Deprecating non-UTF-8 support means WordPress can stop attempting to support an N-to-M text-encoding architecture and replace it with an N-to-1 architecture, where strings that need to be converted are converted at the boundary of the system while everything inside the system is UTF-8, harmonizing all of the different levels of encoding and code.
Change History (3)
#1
in reply to:
↑ description
@
16 months ago
#2
@
16 months ago
- Description modified (diff)
Updated to fix the inverted deprecation (let's go back to US-ASCII-only 🙃), and thanks @mdawaffe!
#3
@
2 weeks ago
While working on #64427 I realized that the full set of text encodings we likely want to ever support is that given in the `WHATWG Encoding` specification. It’s possible that some WordPress installations interact with content from other encodings, but this is the set a browser will/should recognize and operate on.
There are 37 encodings, one slight variant, a fake encoding that shifts non-US-ASCII into the Private Use Area, and a replacement encoding which always fails and produces an empty string (mitigating security issues from legacy and tricky encodings).
From my own laptop with PHP 8.5 installed with the mbstring and intl extensions, most of these are supported. Given the list, I believe it’s feasible for us to polyfill text conversion among these encodings, removing our dependence on the PHP extensions to process them. Polyfills would be slow, but could follow the native-by-default approach taken with UTF-8 support in WordPress 6.9.
In any potential future where we prune support for non-UTF-8 we might have a plausible phase-out mechanism:
- Dynamically convert content from the database into UTF-8. It’s generally not safe to text-convert HTML but probably safe-enough to do so for a support phase-out.
- Provide an option in Site Health to backup and migrate a site to UTF-8.
- Provide a “dry run” check to see if a site can be safely migrated without data loss.
Further, we could start with simpler steps: ensure that WXR exports are fully and universally UTF-8, performing the costlier-but-more-reliable HTML conversion which is syntax-aware, as highlighted in the linked blog post.

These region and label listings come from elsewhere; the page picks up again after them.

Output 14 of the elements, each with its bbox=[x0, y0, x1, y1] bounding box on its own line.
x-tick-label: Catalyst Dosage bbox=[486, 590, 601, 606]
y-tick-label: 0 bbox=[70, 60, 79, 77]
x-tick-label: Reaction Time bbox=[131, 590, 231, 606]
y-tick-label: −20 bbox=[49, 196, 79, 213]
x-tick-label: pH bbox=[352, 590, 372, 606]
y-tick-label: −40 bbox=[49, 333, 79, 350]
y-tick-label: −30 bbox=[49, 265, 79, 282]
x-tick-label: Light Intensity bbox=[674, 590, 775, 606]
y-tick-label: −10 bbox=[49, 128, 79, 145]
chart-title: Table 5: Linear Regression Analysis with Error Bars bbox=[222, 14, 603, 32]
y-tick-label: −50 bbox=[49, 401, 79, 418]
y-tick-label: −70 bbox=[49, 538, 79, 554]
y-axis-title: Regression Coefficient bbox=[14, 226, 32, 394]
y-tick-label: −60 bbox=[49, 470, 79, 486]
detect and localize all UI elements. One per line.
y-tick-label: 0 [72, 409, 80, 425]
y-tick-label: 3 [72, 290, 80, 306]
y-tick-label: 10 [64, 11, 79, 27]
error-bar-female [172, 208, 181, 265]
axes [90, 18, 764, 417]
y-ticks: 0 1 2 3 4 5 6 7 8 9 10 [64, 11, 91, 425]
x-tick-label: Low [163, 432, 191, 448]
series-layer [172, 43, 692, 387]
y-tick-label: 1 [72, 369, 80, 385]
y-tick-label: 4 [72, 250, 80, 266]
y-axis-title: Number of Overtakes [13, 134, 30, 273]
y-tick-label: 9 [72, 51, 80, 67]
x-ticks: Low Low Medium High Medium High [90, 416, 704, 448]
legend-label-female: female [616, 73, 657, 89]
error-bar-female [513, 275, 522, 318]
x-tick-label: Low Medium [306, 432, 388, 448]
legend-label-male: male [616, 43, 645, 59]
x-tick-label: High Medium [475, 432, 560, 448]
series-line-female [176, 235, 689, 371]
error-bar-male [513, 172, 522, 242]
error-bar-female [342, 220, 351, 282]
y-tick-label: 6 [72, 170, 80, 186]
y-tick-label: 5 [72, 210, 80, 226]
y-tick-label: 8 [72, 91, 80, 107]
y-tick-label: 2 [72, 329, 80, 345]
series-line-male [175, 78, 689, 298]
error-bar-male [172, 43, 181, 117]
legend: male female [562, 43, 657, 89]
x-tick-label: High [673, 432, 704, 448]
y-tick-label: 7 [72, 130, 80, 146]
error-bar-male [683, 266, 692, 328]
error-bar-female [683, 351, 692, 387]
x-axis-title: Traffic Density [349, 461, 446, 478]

At one point I ran some analysis on declared charset for HTML sites on the web, however, I did not inspect the Content-type header in that analysis. I will attempt to rerun the analysis at some point to understand at-large encodings better. Of all of the top N sites on the Internet, for each one:
- Does the document contain non-US-ASCII?
- Does it parse as valid UTF-8?
- What is the set of declared encodings (a surprising number of websites report multiple and conflicting encodings, like UTF-8 and UTF-16)?
- Does it parse as valid in each of the declared encodings?
- What does the HTML Determining the Character Encoding algorithm report?
- Does it parse in the detected encoding?
Replying to dmsnell:
I'm not sure that that's completely accurate (especially the strict aspiration that "WordPress itself was to remain agnostic…"), but I think it is a practical description of history.
I and my poor memory of course welcome others' remembrances :)
PS: @dmsnell, in several places above you mention "deprecating UTF-8". I think you mean "deprecating non-UTF-8".